Sometimes I like to invent words. In the previous post we talked about “check-in fraud” (no, not check fraud). I’m not sure if this term has been coined before, but I think it’s a good way to start describing a looming problem in the exploding geo-social space.
For those unfamiliar, check-in fraud (or whatever we end up calling it) is when you check in to a place — using Foursquare or any number of mobile check-in apps — when you’re not really there. It’s rampant on Foursquare, but for a while it didn’t really matter; I do it all the time (so does Mike Arrington).
But this could start to be a problem when many of these services move toward charging businesses to run various promotional campaigns to drive foot traffic.
The system can be gamed when there are no spatial parameters on redeeming offers gained from checking in to my neighborhood bar once every hour from my couch. For this very reason, Foursquare recently stopped rewarding badges and mayorships to check-in fraud offenders (governed by GPS positioning). Gowalla has done it for a while.
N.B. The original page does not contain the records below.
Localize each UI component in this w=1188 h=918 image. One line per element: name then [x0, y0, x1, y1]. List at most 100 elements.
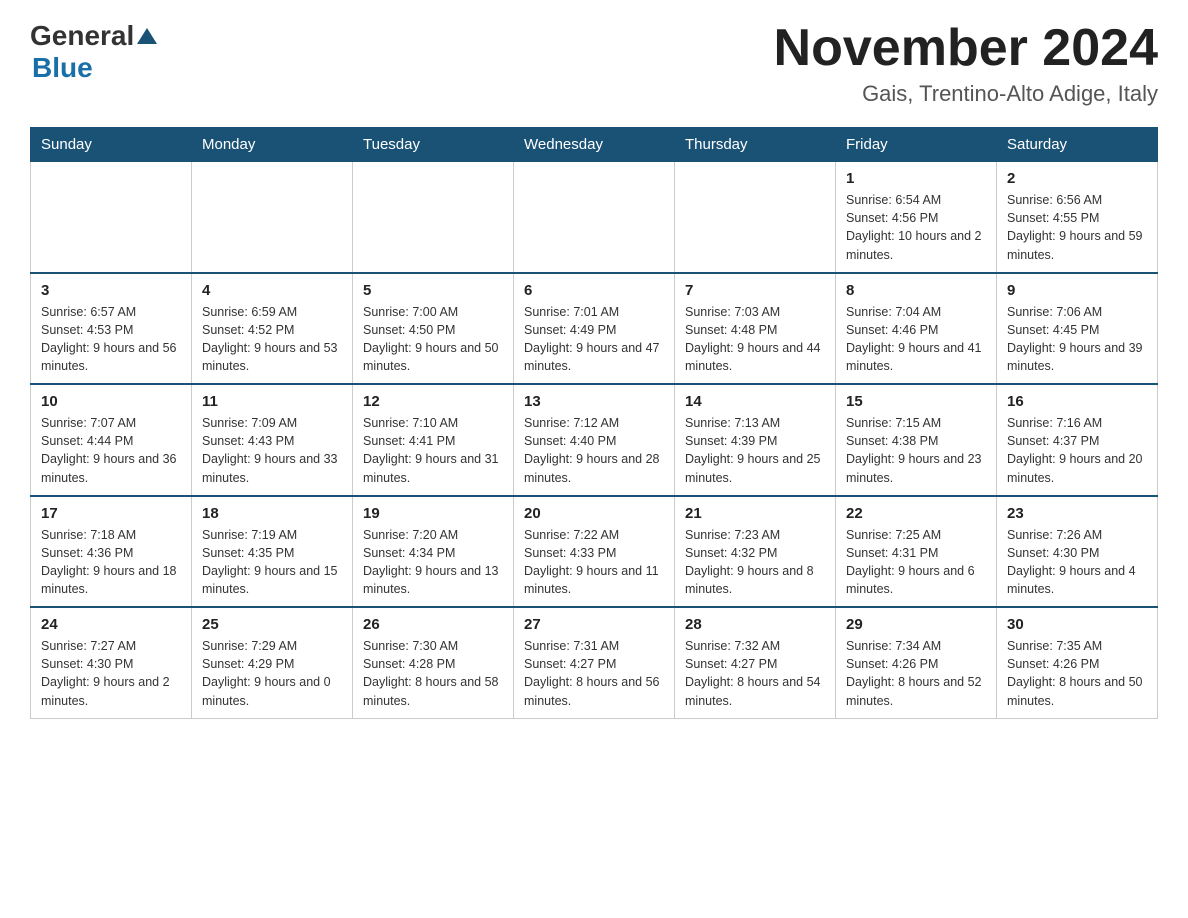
day-info: Sunrise: 7:12 AMSunset: 4:40 PMDaylight:… [524, 414, 664, 487]
day-info: Sunrise: 7:23 AMSunset: 4:32 PMDaylight:… [685, 526, 825, 599]
header-tuesday: Tuesday [353, 128, 514, 162]
day-info: Sunrise: 7:16 AMSunset: 4:37 PMDaylight:… [1007, 414, 1147, 487]
calendar-cell: 30 Sunrise: 7:35 AMSunset: 4:26 PMDayligh… [997, 607, 1158, 718]
day-info: Sunrise: 7:20 AMSunset: 4:34 PMDaylight:… [363, 526, 503, 599]
calendar-cell: 12 Sunrise: 7:10 AMSunset: 4:41 PMDayligh… [353, 384, 514, 496]
calendar-cell: 22 Sunrise: 7:25 AMSunset: 4:31 PMDayligh… [836, 496, 997, 608]
day-number: 5 [363, 282, 503, 299]
day-number: 23 [1007, 505, 1147, 522]
day-number: 18 [202, 505, 342, 522]
day-number: 20 [524, 505, 664, 522]
day-number: 7 [685, 282, 825, 299]
day-info: Sunrise: 7:25 AMSunset: 4:31 PMDaylight:… [846, 526, 986, 599]
day-info: Sunrise: 7:03 AMSunset: 4:48 PMDaylight:… [685, 303, 825, 376]
day-info: Sunrise: 7:26 AMSunset: 4:30 PMDaylight:… [1007, 526, 1147, 599]
calendar-cell: 1 Sunrise: 6:54 AMSunset: 4:56 PMDaylight… [836, 162, 997, 273]
day-number: 25 [202, 616, 342, 633]
calendar-cell: 20 Sunrise: 7:22 AMSunset: 4:33 PMDayligh… [514, 496, 675, 608]
calendar-cell: 15Sunrise: 7:15 AMSunset: 4:38 PMDayligh… [836, 384, 997, 496]
day-number: 8 [846, 282, 986, 299]
week-row-1: 1 Sunrise: 6:54 AMSunset: 4:56 PMDaylight… [31, 162, 1158, 273]
day-info: Sunrise: 7:01 AMSunset: 4:49 PMDaylight:… [524, 303, 664, 376]
calendar-cell [353, 162, 514, 273]
calendar-cell [192, 162, 353, 273]
calendar-cell: 18 Sunrise: 7:19 AMSunset: 4:35 PMDayligh… [192, 496, 353, 608]
day-number: 2 [1007, 170, 1147, 187]
day-info: Sunrise: 7:31 AMSunset: 4:27 PMDaylight:… [524, 637, 664, 710]
week-row-3: 10Sunrise: 7:07 AMSunset: 4:44 PMDayligh… [31, 384, 1158, 496]
calendar-cell: 10Sunrise: 7:07 AMSunset: 4:44 PMDayligh… [31, 384, 192, 496]
day-number: 1 [846, 170, 986, 187]
header-saturday: Saturday [997, 128, 1158, 162]
day-number: 17 [41, 505, 181, 522]
day-info: Sunrise: 7:00 AMSunset: 4:50 PMDaylight:… [363, 303, 503, 376]
day-info: Sunrise: 7:22 AMSunset: 4:33 PMDaylight:… [524, 526, 664, 599]
header-monday: Monday [192, 128, 353, 162]
calendar-cell [514, 162, 675, 273]
day-number: 16 [1007, 393, 1147, 410]
day-number: 22 [846, 505, 986, 522]
day-number: 29 [846, 616, 986, 633]
week-row-5: 24Sunrise: 7:27 AMSunset: 4:30 PMDayligh… [31, 607, 1158, 718]
calendar-cell: 21 Sunrise: 7:23 AMSunset: 4:32 PMDayligh… [675, 496, 836, 608]
day-info: Sunrise: 7:18 AMSunset: 4:36 PMDaylight:… [41, 526, 181, 599]
day-number: 11 [202, 393, 342, 410]
day-info: Sunrise: 6:57 AMSunset: 4:53 PMDaylight:… [41, 303, 181, 376]
calendar-cell: 3 Sunrise: 6:57 AMSunset: 4:53 PMDaylight… [31, 273, 192, 385]
day-number: 27 [524, 616, 664, 633]
header-thursday: Thursday [675, 128, 836, 162]
day-number: 3 [41, 282, 181, 299]
calendar-cell: 14Sunrise: 7:13 AMSunset: 4:39 PMDayligh… [675, 384, 836, 496]
day-info: Sunrise: 7:32 AMSunset: 4:27 PMDaylight:… [685, 637, 825, 710]
calendar-cell: 6 Sunrise: 7:01 AMSunset: 4:49 PMDaylight… [514, 273, 675, 385]
day-info: Sunrise: 7:30 AMSunset: 4:28 PMDaylight:… [363, 637, 503, 710]
day-info: Sunrise: 7:15 AMSunset: 4:38 PMDaylight:… [846, 414, 986, 487]
day-info: Sunrise: 7:09 AMSunset: 4:43 PMDaylight:… [202, 414, 342, 487]
logo: General [30, 20, 157, 52]
day-number: 14 [685, 393, 825, 410]
header-sunday: Sunday [31, 128, 192, 162]
day-number: 26 [363, 616, 503, 633]
header-wednesday: Wednesday [514, 128, 675, 162]
day-number: 30 [1007, 616, 1147, 633]
calendar-cell: 27 Sunrise: 7:31 AMSunset: 4:27 PMDayligh… [514, 607, 675, 718]
day-number: 4 [202, 282, 342, 299]
day-number: 6 [524, 282, 664, 299]
day-info: Sunrise: 7:35 AMSunset: 4:26 PMDaylight:… [1007, 637, 1147, 710]
logo-general-text: General [30, 20, 134, 52]
day-number: 12 [363, 393, 503, 410]
day-info: Sunrise: 7:10 AMSunset: 4:41 PMDaylight:… [363, 414, 503, 487]
calendar-cell: 5 Sunrise: 7:00 AMSunset: 4:50 PMDaylight… [353, 273, 514, 385]
day-info: Sunrise: 7:04 AMSunset: 4:46 PMDaylight:… [846, 303, 986, 376]
logo-triangle-icon [137, 28, 157, 44]
week-row-2: 3 Sunrise: 6:57 AMSunset: 4:53 PMDaylight… [31, 273, 1158, 385]
calendar-cell: 26 Sunrise: 7:30 AMSunset: 4:28 PMDayligh… [353, 607, 514, 718]
day-info: Sunrise: 6:54 AMSunset: 4:56 PMDaylight:… [846, 191, 986, 264]
day-number: 10 [41, 393, 181, 410]
header-friday: Friday [836, 128, 997, 162]
calendar-cell: 8 Sunrise: 7:04 AMSunset: 4:46 PMDaylight… [836, 273, 997, 385]
calendar-cell [675, 162, 836, 273]
day-info: Sunrise: 6:56 AMSunset: 4:55 PMDaylight:… [1007, 191, 1147, 264]
calendar-cell: 4Sunrise: 6:59 AMSunset: 4:52 PMDaylight… [192, 273, 353, 385]
title-area: November 2024 Gais, Trentino-Alto Adige,… [774, 20, 1158, 107]
month-title: November 2024 [774, 20, 1158, 77]
calendar-cell: 7 Sunrise: 7:03 AMSunset: 4:48 PMDaylight… [675, 273, 836, 385]
calendar-cell: 16 Sunrise: 7:16 AMSunset: 4:37 PMDayligh… [997, 384, 1158, 496]
logo-area: General Blue [30, 20, 157, 84]
calendar-cell: 23 Sunrise: 7:26 AMSunset: 4:30 PMDayligh… [997, 496, 1158, 608]
calendar-cell: 29Sunrise: 7:34 AMSunset: 4:26 PMDayligh… [836, 607, 997, 718]
day-number: 28 [685, 616, 825, 633]
day-info: Sunrise: 7:19 AMSunset: 4:35 PMDaylight:… [202, 526, 342, 599]
calendar-cell: 11 Sunrise: 7:09 AMSunset: 4:43 PMDayligh… [192, 384, 353, 496]
header: General Blue November 2024 Gais, Trentin… [30, 20, 1158, 107]
calendar-table: SundayMondayTuesdayWednesdayThursdayFrid… [30, 127, 1158, 719]
calendar-cell: 13Sunrise: 7:12 AMSunset: 4:40 PMDayligh… [514, 384, 675, 496]
day-number: 21 [685, 505, 825, 522]
calendar-cell: 17 Sunrise: 7:18 AMSunset: 4:36 PMDayligh… [31, 496, 192, 608]
logo-blue-text: Blue [32, 52, 93, 84]
calendar-cell: 24Sunrise: 7:27 AMSunset: 4:30 PMDayligh… [31, 607, 192, 718]
day-number: 9 [1007, 282, 1147, 299]
week-row-4: 17 Sunrise: 7:18 AMSunset: 4:36 PMDayligh… [31, 496, 1158, 608]
calendar-cell: 28 Sunrise: 7:32 AMSunset: 4:27 PMDayligh… [675, 607, 836, 718]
Viewed in this light, check-in fraud is the new click fraud. The latter is the act of paid search providers clicking on links endlessly in order to drive up the amount they can charge their advertisers. Check-in fraud is a bit different, I admit — for one, it’s the user doing it for social or competitive reasons, rather than the service provider. But you get the point.
Check-in fraud probably won’t be as big an issue as click fraud, as there are easier ways to mitigate it. The simplest form, mentioned earlier, is to put spatial limitations on check-ins.
As PlacePop’s Kent Lindstrom argued in the previous post, you can also urge businesses to make offers that aren’t conducive to fraud. In other words, those whose greater volumes help instead of hurt businesses (i.e., buy one, get one free offers).
There’s also the argument that check-ins tied to Facebook or Twitter (as is the case with PlacePop and most other geo apps) can likewise benefit businesses. In other words, impressions are made within these social graphs from check-ins, regardless of their spatial veracity or frequency.
Offers can also be tied to social or Groupon-like deals where, say, the first hundred users within a certain time get the reward. The offer is unlocked whether you check in once or 20 times, tying the offer to user volume rather than number of check-ins per user avoids unique user duplication.
Build or Buy
Lastly, Lindstrom mentions there are companies working on the problem from a data perspective and players in this space can choose to work with them or build in their own tools to fight check-in fraud.
Either way, this will be a source of investment and innovation within the overall support ecosystem of a quickly growing sector of mobile local search. Just as check-in fraud is the new click fraud, check-ins themselves are quickly becoming the new currency of local.